If the dice size is less than n, the chance will be 1.

If the dice size is greater than or equal to n, the chance will be (n-1)/n.

So the chance that all dice will show a number other than n can be written as

((n-1)/n)^z , where z is the number of dice whose size is greater than or equal to n.

Thus the chance that at least one dice will show n, will be 1-(((n-1)/n)^z)

and therefore, the chance of rolling three dice, of sizes a, b and c, and getting the highest single result of n, is

(1-max(0,(a-n)/x))*(1-max(0,(b-n)/x))*(1-max(0,(c-n)/x))*(1-(((n-1)/n)^z)), where z is as above.

So, plugging this in to Excel, I got the following for 1d6 or 1d6 or 1d12:

1   0.002314815
2   0.016203704
3   0.043981481
4   0.085648148
5   0.141203704
6   0.210648148
7   0.083333333
8   0.083333333
9   0.083333333
10   0.083333333
11   0.083333333
12   0.083333333

The first number is a possible best result, the second number is the chance of that result. So the most common result by far is 6.

For d10 or d8 or d6, the chances are:

1   0.002083333
2   0.014583333
3   0.039583333
4   0.077083333
5   0.127083333
6   0.189583333
7   0.1625
8   0.1875
9   0.1
10   0.1

Given the chance of each individual result for either player, it's easy to find the chance of any given combination (just multiply the two).

So I did a grid in Excel that does that.

Then it's pretty easy to just add up the chance of getting any case where the first player wins, and the same for the second player winning and for a tie.

If you have player A rolling a d12, d6, and another d6, and player B rolling a d10, d8 and d6,

player A should win about 47.6% of the time,
player B should win about 41.1% of the time,
and they should draw about 11.2% of the time.

I've attached a spreadsheet to this (in a zip file because you can't upload Excel files to this forum) - you can change the dice sizes (up to 30) and it'll update the chances of various results.

QuoteOriginally Posted by Age of Fable
((n/d)^Y) * (1-(((n-1)/n)^Y))

I did some calculations with this, but not being terribly adept at mathematics, the results don't really mean anything to me. Any chance you could give me an idea as to how much your chances increase on successive additions of d10s, take the highest? I'm trying to make a skill system based on that, and I want to know how high I should go with the number of dice I allow. Thanks.
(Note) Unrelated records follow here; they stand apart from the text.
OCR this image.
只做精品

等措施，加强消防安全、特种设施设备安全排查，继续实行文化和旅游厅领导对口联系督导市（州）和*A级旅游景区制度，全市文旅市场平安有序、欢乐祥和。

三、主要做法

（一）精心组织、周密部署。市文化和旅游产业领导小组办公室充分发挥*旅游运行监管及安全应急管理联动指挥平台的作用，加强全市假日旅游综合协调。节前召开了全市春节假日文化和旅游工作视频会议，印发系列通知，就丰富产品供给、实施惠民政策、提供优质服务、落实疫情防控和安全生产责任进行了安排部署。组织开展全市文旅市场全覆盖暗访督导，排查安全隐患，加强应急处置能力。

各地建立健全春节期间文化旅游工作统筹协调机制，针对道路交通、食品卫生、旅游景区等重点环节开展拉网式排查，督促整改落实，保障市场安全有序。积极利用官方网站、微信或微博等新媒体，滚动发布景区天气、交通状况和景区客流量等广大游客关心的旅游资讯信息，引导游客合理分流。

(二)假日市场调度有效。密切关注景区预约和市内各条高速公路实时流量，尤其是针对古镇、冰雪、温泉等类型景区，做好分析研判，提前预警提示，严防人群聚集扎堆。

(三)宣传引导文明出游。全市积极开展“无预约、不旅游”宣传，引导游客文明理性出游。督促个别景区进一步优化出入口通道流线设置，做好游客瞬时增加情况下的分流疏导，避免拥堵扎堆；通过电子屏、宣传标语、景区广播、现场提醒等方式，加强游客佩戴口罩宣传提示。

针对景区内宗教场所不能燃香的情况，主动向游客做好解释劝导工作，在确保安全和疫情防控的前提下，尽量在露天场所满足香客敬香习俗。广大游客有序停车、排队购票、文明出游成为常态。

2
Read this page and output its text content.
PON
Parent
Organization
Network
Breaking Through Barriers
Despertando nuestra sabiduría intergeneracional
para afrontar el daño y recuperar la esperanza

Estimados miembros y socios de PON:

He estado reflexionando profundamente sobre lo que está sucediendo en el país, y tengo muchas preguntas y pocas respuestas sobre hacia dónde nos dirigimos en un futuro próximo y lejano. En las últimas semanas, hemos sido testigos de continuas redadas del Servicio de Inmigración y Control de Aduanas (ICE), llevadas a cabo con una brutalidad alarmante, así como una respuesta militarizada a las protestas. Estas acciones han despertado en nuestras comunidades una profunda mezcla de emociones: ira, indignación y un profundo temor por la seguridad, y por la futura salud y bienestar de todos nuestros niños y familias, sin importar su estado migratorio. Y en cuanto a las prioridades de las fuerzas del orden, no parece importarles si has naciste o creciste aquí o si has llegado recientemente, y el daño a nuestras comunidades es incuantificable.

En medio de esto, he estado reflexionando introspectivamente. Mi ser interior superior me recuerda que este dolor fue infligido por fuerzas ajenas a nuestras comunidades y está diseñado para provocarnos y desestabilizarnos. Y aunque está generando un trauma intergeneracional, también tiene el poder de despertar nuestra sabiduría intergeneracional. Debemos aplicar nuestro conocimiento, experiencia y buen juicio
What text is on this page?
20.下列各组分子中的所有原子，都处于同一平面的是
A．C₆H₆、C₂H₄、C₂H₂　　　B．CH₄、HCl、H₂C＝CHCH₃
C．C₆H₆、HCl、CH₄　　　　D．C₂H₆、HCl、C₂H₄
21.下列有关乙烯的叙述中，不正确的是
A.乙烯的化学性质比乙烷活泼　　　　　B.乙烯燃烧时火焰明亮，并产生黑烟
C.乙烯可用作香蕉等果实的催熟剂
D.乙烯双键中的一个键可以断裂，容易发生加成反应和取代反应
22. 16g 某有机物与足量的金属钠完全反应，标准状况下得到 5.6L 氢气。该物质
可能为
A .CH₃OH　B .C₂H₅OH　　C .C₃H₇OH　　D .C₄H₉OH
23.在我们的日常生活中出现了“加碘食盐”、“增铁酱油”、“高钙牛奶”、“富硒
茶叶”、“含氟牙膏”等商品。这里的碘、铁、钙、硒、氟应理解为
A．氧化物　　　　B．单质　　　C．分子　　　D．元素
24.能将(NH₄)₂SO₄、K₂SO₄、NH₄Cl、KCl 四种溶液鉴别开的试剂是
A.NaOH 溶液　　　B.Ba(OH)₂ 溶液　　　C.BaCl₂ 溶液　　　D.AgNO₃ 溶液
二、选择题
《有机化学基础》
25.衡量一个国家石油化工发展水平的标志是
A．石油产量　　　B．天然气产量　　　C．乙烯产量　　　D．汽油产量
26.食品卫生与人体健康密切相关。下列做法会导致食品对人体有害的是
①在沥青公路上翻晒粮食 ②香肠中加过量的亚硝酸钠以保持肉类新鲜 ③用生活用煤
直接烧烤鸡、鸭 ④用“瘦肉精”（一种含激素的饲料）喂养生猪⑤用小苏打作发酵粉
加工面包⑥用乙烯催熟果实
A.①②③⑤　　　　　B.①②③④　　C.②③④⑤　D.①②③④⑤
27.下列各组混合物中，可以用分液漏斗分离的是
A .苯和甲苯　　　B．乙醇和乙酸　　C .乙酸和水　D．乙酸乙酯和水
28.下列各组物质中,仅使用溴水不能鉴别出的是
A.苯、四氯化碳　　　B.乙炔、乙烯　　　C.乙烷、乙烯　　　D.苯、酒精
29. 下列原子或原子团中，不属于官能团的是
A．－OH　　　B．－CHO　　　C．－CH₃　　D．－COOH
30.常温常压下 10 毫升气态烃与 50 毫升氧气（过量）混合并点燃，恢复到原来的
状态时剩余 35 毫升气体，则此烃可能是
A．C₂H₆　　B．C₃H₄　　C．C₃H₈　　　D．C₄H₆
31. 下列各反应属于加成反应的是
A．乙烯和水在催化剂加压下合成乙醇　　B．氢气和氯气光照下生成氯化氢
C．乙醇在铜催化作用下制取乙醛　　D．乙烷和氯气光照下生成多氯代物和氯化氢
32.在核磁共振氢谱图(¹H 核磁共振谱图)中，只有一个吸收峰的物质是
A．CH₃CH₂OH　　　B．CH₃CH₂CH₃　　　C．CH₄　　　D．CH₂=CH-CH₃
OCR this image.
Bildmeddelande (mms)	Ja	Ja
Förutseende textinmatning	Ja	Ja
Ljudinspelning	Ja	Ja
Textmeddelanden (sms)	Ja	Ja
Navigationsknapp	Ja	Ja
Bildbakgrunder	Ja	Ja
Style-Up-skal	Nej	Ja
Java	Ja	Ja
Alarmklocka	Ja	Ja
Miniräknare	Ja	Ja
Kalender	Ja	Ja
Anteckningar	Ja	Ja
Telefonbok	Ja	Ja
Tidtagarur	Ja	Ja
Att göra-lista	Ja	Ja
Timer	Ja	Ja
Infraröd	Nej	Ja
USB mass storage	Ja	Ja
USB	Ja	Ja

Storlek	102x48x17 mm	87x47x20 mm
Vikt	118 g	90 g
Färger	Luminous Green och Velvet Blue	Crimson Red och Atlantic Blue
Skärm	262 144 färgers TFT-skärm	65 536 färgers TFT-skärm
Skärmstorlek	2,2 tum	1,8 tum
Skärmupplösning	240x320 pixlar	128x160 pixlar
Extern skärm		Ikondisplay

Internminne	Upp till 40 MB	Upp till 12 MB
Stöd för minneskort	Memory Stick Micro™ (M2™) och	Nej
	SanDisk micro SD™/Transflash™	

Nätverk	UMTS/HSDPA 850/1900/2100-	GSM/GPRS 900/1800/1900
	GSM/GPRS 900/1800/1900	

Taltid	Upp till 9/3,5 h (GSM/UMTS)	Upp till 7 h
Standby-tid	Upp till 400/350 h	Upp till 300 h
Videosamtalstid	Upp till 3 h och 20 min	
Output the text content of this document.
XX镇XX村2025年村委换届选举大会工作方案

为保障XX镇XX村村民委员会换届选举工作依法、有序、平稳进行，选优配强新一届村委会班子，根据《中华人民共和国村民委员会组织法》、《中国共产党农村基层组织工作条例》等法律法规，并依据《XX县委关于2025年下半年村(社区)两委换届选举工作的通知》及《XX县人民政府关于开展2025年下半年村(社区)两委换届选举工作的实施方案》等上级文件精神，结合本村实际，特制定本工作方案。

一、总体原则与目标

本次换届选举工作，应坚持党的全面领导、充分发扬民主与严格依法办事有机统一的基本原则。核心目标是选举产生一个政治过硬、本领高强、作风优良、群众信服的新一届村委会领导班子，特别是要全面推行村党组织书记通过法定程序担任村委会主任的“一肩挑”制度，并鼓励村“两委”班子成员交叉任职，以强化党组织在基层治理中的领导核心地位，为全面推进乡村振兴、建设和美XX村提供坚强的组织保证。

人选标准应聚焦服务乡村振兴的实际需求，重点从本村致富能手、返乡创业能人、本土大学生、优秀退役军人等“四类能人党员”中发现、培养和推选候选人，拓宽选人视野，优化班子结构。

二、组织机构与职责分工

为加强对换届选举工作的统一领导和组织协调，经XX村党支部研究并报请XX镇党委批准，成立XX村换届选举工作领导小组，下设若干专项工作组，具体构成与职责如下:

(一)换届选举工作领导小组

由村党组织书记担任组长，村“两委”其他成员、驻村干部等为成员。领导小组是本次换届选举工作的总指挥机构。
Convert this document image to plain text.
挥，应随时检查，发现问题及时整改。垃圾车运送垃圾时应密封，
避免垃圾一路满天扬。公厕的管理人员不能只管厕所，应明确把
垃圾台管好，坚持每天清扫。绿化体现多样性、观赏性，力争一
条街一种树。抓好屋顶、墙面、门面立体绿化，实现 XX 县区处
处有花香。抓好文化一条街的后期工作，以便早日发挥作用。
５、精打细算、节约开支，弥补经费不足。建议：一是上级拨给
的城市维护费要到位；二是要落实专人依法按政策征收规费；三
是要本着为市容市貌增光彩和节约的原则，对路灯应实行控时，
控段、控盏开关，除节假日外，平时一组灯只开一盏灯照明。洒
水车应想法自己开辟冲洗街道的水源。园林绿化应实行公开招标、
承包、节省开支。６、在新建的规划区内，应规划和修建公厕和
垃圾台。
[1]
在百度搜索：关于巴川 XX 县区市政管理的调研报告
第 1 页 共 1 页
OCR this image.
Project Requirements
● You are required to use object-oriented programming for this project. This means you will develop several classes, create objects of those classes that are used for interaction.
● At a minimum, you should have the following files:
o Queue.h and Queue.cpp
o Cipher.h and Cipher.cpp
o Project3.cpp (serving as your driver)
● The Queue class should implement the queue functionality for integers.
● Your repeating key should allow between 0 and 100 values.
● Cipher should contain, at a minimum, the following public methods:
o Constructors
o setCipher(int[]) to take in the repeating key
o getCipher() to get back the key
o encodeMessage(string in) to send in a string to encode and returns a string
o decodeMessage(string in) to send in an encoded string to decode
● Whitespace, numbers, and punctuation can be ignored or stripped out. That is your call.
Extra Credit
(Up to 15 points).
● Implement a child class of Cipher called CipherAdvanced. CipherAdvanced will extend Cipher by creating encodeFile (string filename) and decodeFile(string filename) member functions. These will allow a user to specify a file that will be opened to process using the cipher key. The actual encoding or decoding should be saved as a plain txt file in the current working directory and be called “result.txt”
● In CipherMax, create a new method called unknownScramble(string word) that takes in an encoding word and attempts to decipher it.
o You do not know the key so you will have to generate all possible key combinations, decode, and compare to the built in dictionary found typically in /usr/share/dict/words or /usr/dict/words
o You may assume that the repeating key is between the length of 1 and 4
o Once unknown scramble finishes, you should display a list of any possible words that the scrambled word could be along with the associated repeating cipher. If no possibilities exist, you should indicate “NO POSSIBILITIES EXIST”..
For game designers who need to toy around probabilities for their new improved secret mechanism there's a nice tool called troll (http://www.diku.dk/hjemmesider/ansatte/torbenm/Troll/). I'm not going to pretend it's user friendly. If you're allergic to math formulas, it's not for you. If you're scared of running an executable with a command line, it's not for you. But if you're willing to try and spend 20 minutes to understand the software you'll be rewarded.

Example:
Say I want to get probabilities for a pool of dice to have at least one die superior or equal to a target number. In troll language the formula could look like this :
   count N < x d y
which can be deciphered as : count the number of dice that exceeds N in a pool of x y-sided dice. Basically the roll is a success for any case where the count is superior to 0.
The command line to get a result looks like this :
   troll 0 filename.txt N=8 x=5 y=10
which means I demand an evaluation of probability for a succes on a 5d10 pool against a target of 8. Here is the result :
  Value    % =                 % >=
     0 :   32.768             100.0
     1 :   40.96               67.232
     2 :   20.48               26.272
     3 :    5.12                5.792
     4 :    0.64                0.672
     5 :    0.032               0.032

Average = 1.0    Spread = 0.894427191  Mean deviation = 0.65536
The case 0 (roll failed) is rated with a 32.7% chance. So basically it's a success with sth like 67% chance.

Spread good troll lovin' !

Quote from: The Worid;290807I did some calculations with this, but not being terribly adept at mathematics, the results don't really mean anything to me. Any chance you could give me an idea as to how much your chances increase on successive additions of d10s, take the highest? I'm trying to make a skill system based on that, and I want to know how high I should go with the number of dice I allow. Thanks.

That formula is only for 3 dice.

I'll work this out ASAP - but chances of what?

The idea is that you add your attribute+1d10, trying to exceed a target number. Skill levels allow you to roll more d10s, taking the highest to add to your attribute. My question is, how much does the average result go up by for each successive d10? So, if I needed a 6 or more (assume no bonus), I have a 50% chance at 1d10, and then higher chances at 2d10, 3d10, and so on.

Thank you again.

Rolling X d10s, your chance of getting at least one result of Y or more:

Your chance of getting less than Y on a single roll is (Y-1)/10

Your chance of getting less than Y on all of X rolls is ((Y-1)/10)^X

So your chance of getting Y or more at least once on X rolls is 1-(((Y-1)/10)^X)

I see. Many thanks; sorry for the delay in response.

No worries.